Delphine Hautoy: Je fais partie de NOVA, l’équipe d’External Ventures de Saint-Gobain, l’une des plus grandes entreprises industrielles du monde. Nous concevons, produisons et distribuons des matériaux et solutions à haute valeur ajoutée pour différents marchés tels que l’automobile, l’aéronautique, la construction et les sciences de la vie. Les membres de notre équipe sont localisés en Europe, Chine et aux Etats-Unis. Jusque-là nous nous sommes concentrés sur des domaines cibles définis par la Direction. Chaque domaine cible est géré par un membre de l’équipe. Je travaille sur la réalité virtuelle et augmentée depuis que j’ai rejoint l’équipe fin 2016.

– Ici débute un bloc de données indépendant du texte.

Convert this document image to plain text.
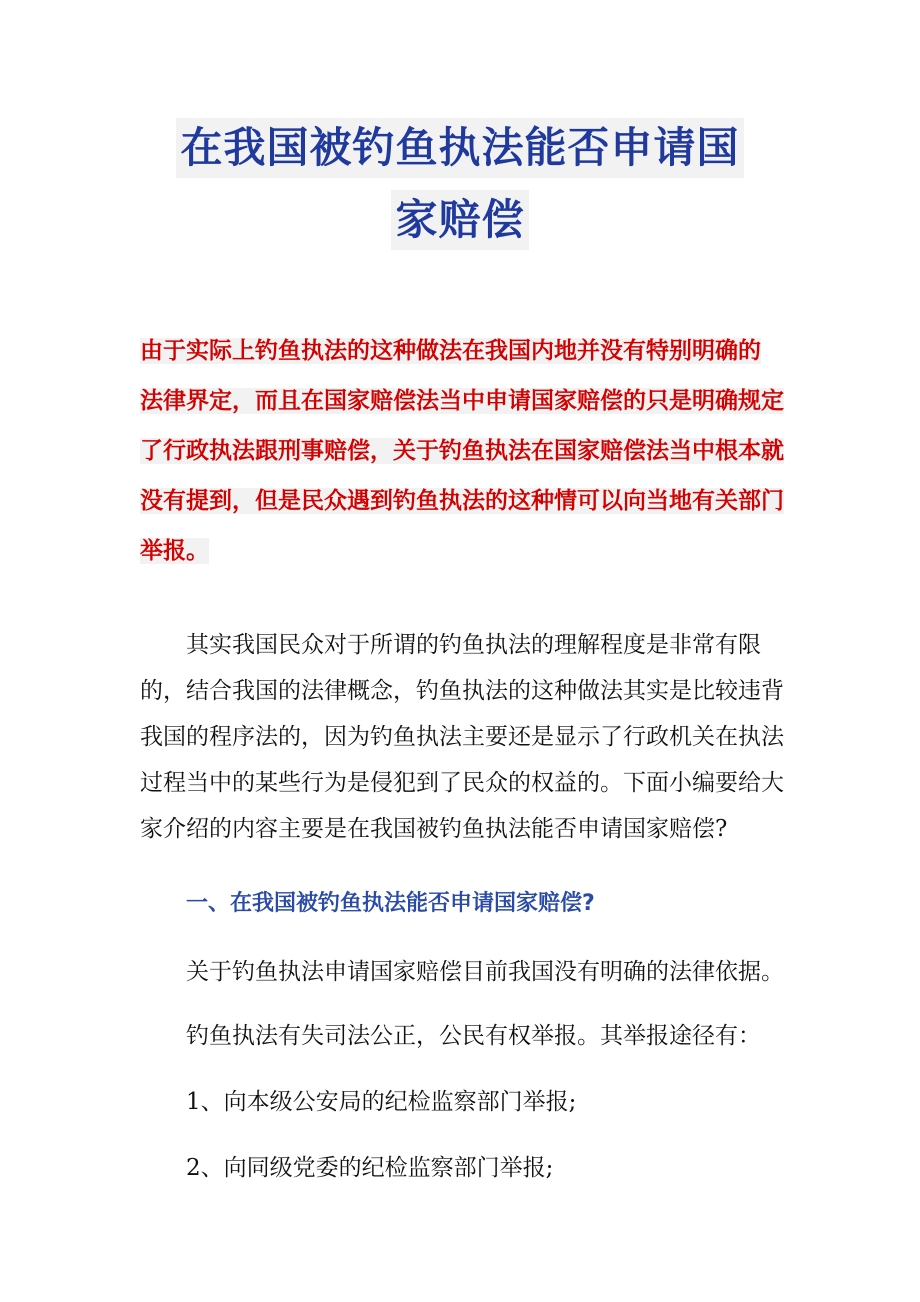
在我国被钓鱼执法能否申请国
家赔偿
由于实际上钓鱼执法的这种做法在我国内地并没有特别明确的
法律界定，而且在国家赔偿法当中申请国家赔偿的只是明确规定
了行政执法跟刑事赔偿，关于钓鱼执法在国家赔偿法当中根本就
没有提到，但是民众遇到钓鱼执法的这种情可以向当地有关部门
举报。
其实我国民众对于所谓的钓鱼执法的理解程度是非常有限
的，结合我国的法律概念，钓鱼执法的这种做法其实是比较违背
我国的程序法的，因为钓鱼执法主要还是显示了行政机关在执法
过程当中的某些行为是侵犯到了民众的权益的。下面小编要给大
家介绍的内容主要是在我国被钓鱼执法能否申请国家赔偿?
一、在我国被钓鱼执法能否申请国家赔偿?
关于钓鱼执法申请国家赔偿目前我国没有明确的法律依据。
钓鱼执法有失司法公正，公民有权举报。其举报途径有：
1、向本级公安局的纪检监察部门举报;
2、向同级党委的纪检监察部门举报;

JB: Concrètement, comment NOVA interagit avec l’écosystème de l’innovation?



DH: NOVA n’est pas un CVC traditionnel dans la mesure où nous n’avons pas de fonds propre. Nous créons des partenariats directement avec des start-ups, des VC sélectionnés en Europe et en Amérique du Nord, ainsi qu’avec des incubateurs partout dans le monde. Par exemple, nous collaborons avec Greentown Labs, l’un des plus grands incubateurs de cleantech du monde, situé dans la région de Boston. Nous développons actuellement le Global NOVA Network, avec des contacts dans des régions où l’équipe NOVA n’est pas encore présente. Notre objectif est de développer des partenariats avec les écosystèmes d’innovation locaux, comme au Brésil où nous avons débuté en 2016 une collaboration avec CUBO, un incubateur digital situé à São Paulo. Nous construisons tous types de partenariats, de la recherche développement au marketing, en passant par les accords commerciaux, les investissements directs par équité et les acquisitions. En fonction du type de partenariat établi, nous travaillons avec des experts et le business le plus approprié pour évaluer la situation et arriver à un accord. Le rôle de NOVA est de parvenir à cette situation gagnant-gagnant où le business et la start-up bénéficient tous les deux de la relation établie.



JB: Vous avez dit que la plupart des domaines cibles sont définis par la Direction. Etait-ce le cas pour la réalité augmentée?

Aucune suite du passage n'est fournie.